Invalid Secret Errors

Paul_Wilkinson · July 17, 2022, 2:24pm

I am following this tutorial : https://www.mongodb.com/docs/atlas/app-services/tutorial/backend/

When GitHub tries to call the webhook I get an error due to an invalid secret. I can see the errors in the logs at both ends, and they both say that the secret is invalid.

The steps I am using to set up the secret:

On the realm endpoint, under authorisation I set ‘request validation’ to `require secret’ and then create a secret called ‘tutorial’ whose value is ‘tutorial.
On GitHub, just go to the web hook, tap ‘change secret’ and enter ‘tutorial’.

Some things I have tried:

I have updated the secret several times. The secret name and the secret are both ‘tutorial’.
I have tried Application and System authentication on the Realm side
I have left the endpoint as POST
I left SSL enabled in GitHub

Any ideas what else I can try?
Cheers!

Adan_Aguilar · November 7, 2022, 7:36pm

I have the same problem. how did you resolved it?

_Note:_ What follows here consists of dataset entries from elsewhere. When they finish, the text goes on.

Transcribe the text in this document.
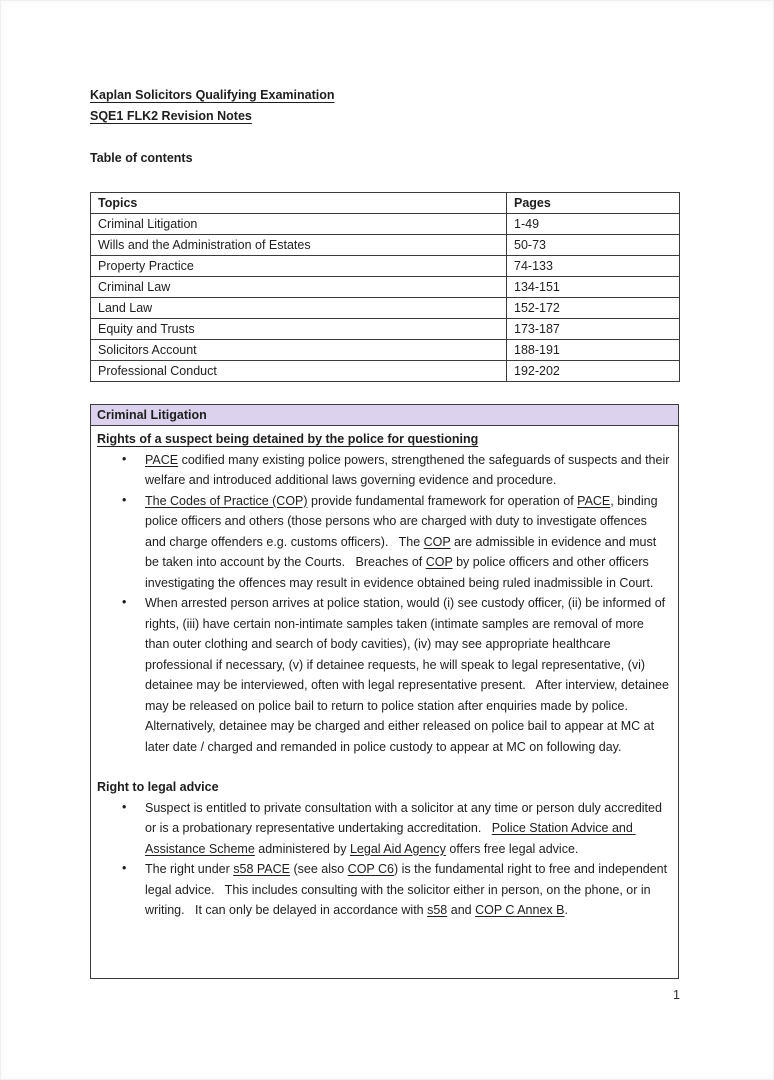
Kaplan Solicitors Qualifying Examination
SQE1 FLK2 Revision Notes
Table of contents
Topics	Pages
Criminal Litigation	1-49
Wills and the Administration of Estates	50-73
Property Practice	74-133
Criminal Law	134-151
Land Law	152-172
Equity and Trusts	173-187
Solicitors Account	188-191
Professional Conduct	192-202
Criminal Litigation
Rights of a suspect being detained by the police for questioning
• PACE codified many existing police powers, strengthened the safeguards of suspects and their welfare and introduced additional laws governing evidence and procedure.
• The Codes of Practice (COP) provide fundamental framework for operation of PACE, binding police officers and others (those persons who are charged with duty to investigate offences and charge offenders e.g. customs officers).   The COP are admissible in evidence and must be taken into account by the Courts.   Breaches of COP by police officers and other officers investigating the offences may result in evidence obtained being ruled inadmissible in Court.
• When arrested person arrives at police station, would (i) see custody officer, (ii) be informed of rights, (iii) have certain non-intimate samples taken (intimate samples are removal of more than outer clothing and search of body cavities), (iv) may see appropriate healthcare professional if necessary, (v) if detainee requests, he will speak to legal representative, (vi) detainee may be interviewed, often with legal representative present.   After interview, detainee may be released on police bail to return to police station after enquiries made by police.   Alternatively, detainee may be charged and either released on police bail to appear at MC at later date / charged and remanded in police custody to appear at MC on following day.
Right to legal advice
• Suspect is entitled to private consultation with a solicitor at any time or person duly accredited or is a probationary representative undertaking accreditation.   Police Station Advice and Assistance Scheme administered by Legal Aid Agency offers free legal advice.
• The right under s58 PACE (see also COP C6) is the fundamental right to free and independent legal advice.   This includes consulting with the solicitor either in person, on the phone, or in writing.   It can only be delayed in accordance with s58 and COP C Annex B.
1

santimir · December 28, 2022, 6:32pm

I know this is old but may help other users.

You may have missed this line from the tutorial:

This requires all incoming requests to include the query parameter secret=tutorial in the request URL.

So the actual secret that GH stores isn’t very important, the essential bit is to write your url as https://yourAtlasRealmUrl?secret=mysecret. Now from my understanding this isn’t a good idea. See this SO discussion.

I don’t know of any other way to be honest. @Paul_Wilkinson @Adan_Aguilar

Rahul_Pathak1 · July 1, 2023, 11:07pm

Yes, this is what I also end up doing.

But as you already mentioned this is not very secure.

Don’t know why MongoDB did not corrected this still.